When I was in Pakistan one month after the quake, I met with multiple groups involved in information sharing among the various thousands (literally) of NGOs and governmental groups. Basically there were no effective electronic means of communication. The only meaningful communication took place P2P as people called each other or in the daily and weekly meetings held at the two army centers in the region. Each center had a large tent with different transparencies, such as "destroyed schools," "destroyed mosques," or "destroyed hospitals" or "road blockages." The key data on these transparencies was not even communicated to the outside world in any regular process.

Delays and duplication of efforts resulted and lives were lost because of the lack of meaningful communication. Even today, communication in the zone is quite limited in terms of any open, shared channels. FYI, the cell phones in most of Kashmir worked even immediately after the quake.

The only open platform for sharing information came out of University Lahore where some students and professors put together a solution called "RisePak." Yet without the army using it or recommending it, or the Federal Relief Commission (FRC) doing this, it gained little traction. Yet it represents the beginning of a good prototype.

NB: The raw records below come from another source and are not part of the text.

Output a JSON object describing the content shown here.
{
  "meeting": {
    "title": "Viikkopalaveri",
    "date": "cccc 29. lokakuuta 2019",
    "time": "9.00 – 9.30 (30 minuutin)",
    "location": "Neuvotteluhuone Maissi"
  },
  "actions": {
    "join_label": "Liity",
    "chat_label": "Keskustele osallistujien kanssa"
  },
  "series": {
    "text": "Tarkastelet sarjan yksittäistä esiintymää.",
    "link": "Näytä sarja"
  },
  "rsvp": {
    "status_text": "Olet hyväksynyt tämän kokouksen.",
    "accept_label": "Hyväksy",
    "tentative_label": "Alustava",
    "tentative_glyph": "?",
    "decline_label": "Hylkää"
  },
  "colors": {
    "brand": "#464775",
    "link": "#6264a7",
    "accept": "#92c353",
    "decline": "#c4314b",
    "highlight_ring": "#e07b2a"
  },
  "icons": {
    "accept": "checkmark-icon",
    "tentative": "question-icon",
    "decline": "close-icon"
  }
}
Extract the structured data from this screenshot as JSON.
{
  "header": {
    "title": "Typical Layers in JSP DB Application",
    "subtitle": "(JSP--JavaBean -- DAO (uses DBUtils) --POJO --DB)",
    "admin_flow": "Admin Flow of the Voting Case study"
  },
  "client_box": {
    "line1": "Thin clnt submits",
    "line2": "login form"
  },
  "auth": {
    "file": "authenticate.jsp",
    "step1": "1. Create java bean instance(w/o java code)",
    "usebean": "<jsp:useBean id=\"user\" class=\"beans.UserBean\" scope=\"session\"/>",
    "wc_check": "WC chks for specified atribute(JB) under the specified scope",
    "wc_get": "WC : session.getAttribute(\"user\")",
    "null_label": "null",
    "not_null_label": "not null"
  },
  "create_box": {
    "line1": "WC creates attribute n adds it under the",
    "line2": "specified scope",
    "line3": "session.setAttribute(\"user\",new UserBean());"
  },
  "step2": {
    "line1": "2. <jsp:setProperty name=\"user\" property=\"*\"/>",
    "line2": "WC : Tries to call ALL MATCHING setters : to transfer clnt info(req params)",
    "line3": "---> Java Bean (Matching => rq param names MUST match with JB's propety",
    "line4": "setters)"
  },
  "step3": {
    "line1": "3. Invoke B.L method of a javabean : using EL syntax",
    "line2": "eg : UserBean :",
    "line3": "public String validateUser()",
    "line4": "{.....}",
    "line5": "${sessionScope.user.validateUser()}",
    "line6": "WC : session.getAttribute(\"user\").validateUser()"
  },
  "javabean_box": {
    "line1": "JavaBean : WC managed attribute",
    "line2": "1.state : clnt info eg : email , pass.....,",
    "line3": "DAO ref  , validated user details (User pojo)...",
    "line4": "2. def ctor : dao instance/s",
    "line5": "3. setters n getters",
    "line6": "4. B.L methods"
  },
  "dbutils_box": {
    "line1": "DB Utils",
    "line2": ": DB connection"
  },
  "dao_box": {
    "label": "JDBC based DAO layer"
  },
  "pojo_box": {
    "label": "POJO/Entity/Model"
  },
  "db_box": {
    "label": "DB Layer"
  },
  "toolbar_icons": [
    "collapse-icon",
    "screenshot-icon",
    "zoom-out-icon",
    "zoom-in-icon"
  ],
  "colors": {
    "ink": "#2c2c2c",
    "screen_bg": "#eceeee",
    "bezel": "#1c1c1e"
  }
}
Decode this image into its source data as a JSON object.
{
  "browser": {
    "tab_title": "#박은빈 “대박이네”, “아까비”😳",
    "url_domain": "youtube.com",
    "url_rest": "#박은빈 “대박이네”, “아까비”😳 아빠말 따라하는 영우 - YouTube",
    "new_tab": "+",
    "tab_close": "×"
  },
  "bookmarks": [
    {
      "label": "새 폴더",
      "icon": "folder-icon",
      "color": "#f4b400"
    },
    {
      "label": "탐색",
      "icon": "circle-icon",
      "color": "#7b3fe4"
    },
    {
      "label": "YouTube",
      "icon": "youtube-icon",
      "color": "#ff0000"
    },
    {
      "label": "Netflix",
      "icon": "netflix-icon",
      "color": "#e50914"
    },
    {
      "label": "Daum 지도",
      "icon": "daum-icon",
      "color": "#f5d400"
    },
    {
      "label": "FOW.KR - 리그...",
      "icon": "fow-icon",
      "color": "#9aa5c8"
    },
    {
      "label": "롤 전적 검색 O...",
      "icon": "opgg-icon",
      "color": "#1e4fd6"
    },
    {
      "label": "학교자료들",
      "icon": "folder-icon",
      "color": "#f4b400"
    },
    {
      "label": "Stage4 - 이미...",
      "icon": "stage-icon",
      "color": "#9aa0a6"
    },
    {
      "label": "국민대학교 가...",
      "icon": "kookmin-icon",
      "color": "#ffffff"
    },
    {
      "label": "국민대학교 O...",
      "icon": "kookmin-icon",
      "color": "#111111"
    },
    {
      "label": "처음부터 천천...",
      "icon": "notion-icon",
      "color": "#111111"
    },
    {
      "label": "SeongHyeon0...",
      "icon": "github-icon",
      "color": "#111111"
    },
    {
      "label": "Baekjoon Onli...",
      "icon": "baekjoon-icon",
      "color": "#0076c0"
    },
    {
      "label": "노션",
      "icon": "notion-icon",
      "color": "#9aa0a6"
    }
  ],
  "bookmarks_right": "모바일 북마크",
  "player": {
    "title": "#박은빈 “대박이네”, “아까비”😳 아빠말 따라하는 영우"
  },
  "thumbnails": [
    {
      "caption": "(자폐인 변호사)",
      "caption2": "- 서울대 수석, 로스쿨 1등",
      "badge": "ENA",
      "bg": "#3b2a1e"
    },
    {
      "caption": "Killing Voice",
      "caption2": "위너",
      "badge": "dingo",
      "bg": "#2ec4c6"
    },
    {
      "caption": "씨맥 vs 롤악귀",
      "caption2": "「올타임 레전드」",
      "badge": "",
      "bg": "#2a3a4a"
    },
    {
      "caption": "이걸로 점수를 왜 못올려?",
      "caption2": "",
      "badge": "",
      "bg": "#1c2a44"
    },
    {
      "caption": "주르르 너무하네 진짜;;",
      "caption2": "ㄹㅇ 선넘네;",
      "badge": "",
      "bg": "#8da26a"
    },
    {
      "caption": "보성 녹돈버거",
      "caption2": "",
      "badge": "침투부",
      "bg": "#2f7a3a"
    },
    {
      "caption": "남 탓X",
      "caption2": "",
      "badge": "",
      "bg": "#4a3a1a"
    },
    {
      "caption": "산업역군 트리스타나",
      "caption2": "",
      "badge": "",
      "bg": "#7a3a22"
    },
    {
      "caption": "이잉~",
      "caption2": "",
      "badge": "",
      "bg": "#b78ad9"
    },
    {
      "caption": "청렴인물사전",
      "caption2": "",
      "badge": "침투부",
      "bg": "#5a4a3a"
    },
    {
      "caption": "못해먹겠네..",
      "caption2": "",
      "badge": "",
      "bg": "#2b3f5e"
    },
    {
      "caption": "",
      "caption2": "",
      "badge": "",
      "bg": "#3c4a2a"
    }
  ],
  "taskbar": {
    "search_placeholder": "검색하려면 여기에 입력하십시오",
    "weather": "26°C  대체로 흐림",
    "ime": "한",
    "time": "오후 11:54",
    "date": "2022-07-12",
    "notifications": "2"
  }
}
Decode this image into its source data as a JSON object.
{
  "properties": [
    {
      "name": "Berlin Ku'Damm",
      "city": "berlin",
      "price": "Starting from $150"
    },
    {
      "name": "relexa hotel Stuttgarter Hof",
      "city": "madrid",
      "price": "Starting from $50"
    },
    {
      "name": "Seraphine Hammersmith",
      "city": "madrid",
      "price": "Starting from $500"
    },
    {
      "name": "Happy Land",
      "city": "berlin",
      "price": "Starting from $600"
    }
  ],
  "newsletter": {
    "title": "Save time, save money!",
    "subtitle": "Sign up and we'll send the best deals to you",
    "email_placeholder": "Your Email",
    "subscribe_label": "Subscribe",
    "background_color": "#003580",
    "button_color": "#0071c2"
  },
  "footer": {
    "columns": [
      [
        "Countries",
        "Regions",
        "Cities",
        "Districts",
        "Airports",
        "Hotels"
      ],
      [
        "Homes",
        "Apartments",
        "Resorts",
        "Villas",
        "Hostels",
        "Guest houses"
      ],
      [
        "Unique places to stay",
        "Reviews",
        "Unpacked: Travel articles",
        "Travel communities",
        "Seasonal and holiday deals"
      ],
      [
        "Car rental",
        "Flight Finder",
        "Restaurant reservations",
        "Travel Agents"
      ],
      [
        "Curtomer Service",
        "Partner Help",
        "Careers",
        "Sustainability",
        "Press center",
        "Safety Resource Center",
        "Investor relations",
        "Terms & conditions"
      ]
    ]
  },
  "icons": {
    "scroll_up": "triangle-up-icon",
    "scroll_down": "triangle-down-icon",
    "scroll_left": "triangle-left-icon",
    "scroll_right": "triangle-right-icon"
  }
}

In any event, here is what the Army, the FRC and RisePak said was needed:
- an open GPS system where notes on the disaster could be entered by GPS coordinate or by town or city or road name.
- a system where data could be contributed through multiple devices: web browser, cell phone SMS or calls (primary means of input), email and fax. They believe that SMS will be the most important tool in the first days of any disaster.
- ability to view the data on different layers over the topology (like the transparencies in the arm tent)
- their specific request was to have Google open up new free public layers on Google Earth and the FRC asked for private layers which they would pay for. Their could be different layers for roads, schools, hospitals, patients, water, etc.
- [could] a wiki could somehow intersect with a GPS mapping system to enable richer data sharing.